= Pierre-François Flaugergues =

French lawyer and politician

Pierre-François Flaugergues (1767–1836) was a French lawyer who took an active part in national politics between January 1813 and September 1816.

==Biography==
Flaugergues was born on 14 January 1767 in Saint-Cyprien, Aveyron. He was a member of the National Assembly and the Chamber of Deputies representing:
- Aveyron (6 January 1813 – 4 June 1814) — Sat with the opposition.
- Aveyron (4 June 1814 – 20 March ) — Sat with the Royalists.
- Aveyron (15 May 1815 – 13 July 1815) — Sat with the opposition.
- Aveyron (22 August 1815 – 5 September 1816) — Sat with the moderates.
He died on 31 October 1836 in Brie, Ariège.

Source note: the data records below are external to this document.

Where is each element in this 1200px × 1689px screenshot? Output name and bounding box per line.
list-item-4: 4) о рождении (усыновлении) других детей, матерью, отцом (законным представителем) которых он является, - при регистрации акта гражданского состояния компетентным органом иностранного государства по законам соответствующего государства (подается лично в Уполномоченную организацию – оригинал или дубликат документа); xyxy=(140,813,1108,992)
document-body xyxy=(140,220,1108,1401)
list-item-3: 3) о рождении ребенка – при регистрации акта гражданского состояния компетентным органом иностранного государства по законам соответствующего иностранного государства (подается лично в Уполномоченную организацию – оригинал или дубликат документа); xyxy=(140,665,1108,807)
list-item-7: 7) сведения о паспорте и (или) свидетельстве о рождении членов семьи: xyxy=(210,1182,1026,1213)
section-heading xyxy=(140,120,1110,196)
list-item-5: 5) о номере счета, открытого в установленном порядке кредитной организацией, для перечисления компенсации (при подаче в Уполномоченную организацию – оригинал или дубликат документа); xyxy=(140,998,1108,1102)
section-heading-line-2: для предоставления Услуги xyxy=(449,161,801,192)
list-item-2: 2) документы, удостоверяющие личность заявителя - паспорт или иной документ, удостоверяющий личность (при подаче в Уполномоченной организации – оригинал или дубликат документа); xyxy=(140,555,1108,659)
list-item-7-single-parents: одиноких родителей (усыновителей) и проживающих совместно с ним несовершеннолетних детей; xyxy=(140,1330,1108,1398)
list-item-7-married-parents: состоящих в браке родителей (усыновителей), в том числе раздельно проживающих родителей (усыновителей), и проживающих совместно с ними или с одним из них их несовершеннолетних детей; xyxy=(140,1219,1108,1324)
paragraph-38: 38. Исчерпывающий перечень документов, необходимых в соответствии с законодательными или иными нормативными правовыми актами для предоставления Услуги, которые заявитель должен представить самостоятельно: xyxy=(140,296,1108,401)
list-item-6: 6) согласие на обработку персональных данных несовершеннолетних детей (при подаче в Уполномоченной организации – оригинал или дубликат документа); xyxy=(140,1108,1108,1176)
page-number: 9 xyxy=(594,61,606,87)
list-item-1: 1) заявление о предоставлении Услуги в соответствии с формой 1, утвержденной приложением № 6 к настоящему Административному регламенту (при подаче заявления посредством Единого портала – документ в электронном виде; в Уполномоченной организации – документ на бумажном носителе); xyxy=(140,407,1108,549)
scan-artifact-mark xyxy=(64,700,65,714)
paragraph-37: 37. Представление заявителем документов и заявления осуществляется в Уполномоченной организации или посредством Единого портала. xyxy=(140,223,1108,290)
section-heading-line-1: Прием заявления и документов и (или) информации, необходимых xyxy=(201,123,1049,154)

In December 1813 he was a member of the committee of three that prepared an address to Napoleon Bonaparte on the state of the nation. On 21 June 1815 shortly after the French defeat at the Battle of Waterloo and shortly before the abdication of Napoleon Boneparte as Emperor of the French, Flaugergues was on the commission of five members consisting of the President and Vice presidents of the Chamber of Deputies, to collect, in concert with the Cabinet and with a Committee from the House of Peers, the fullest information upon the state of France, and to propose suitable measures of safety. Their findings, while not recommending his abdication, made Napoleon's position untenable and he abdicated on 25 June 1815. Flaugergues was one of five commissioners appointed by the French Provisional Government to negotiate peace terms with the Duke of Wellington and Prince Blücher, the commanders of the advancing Coalition armies.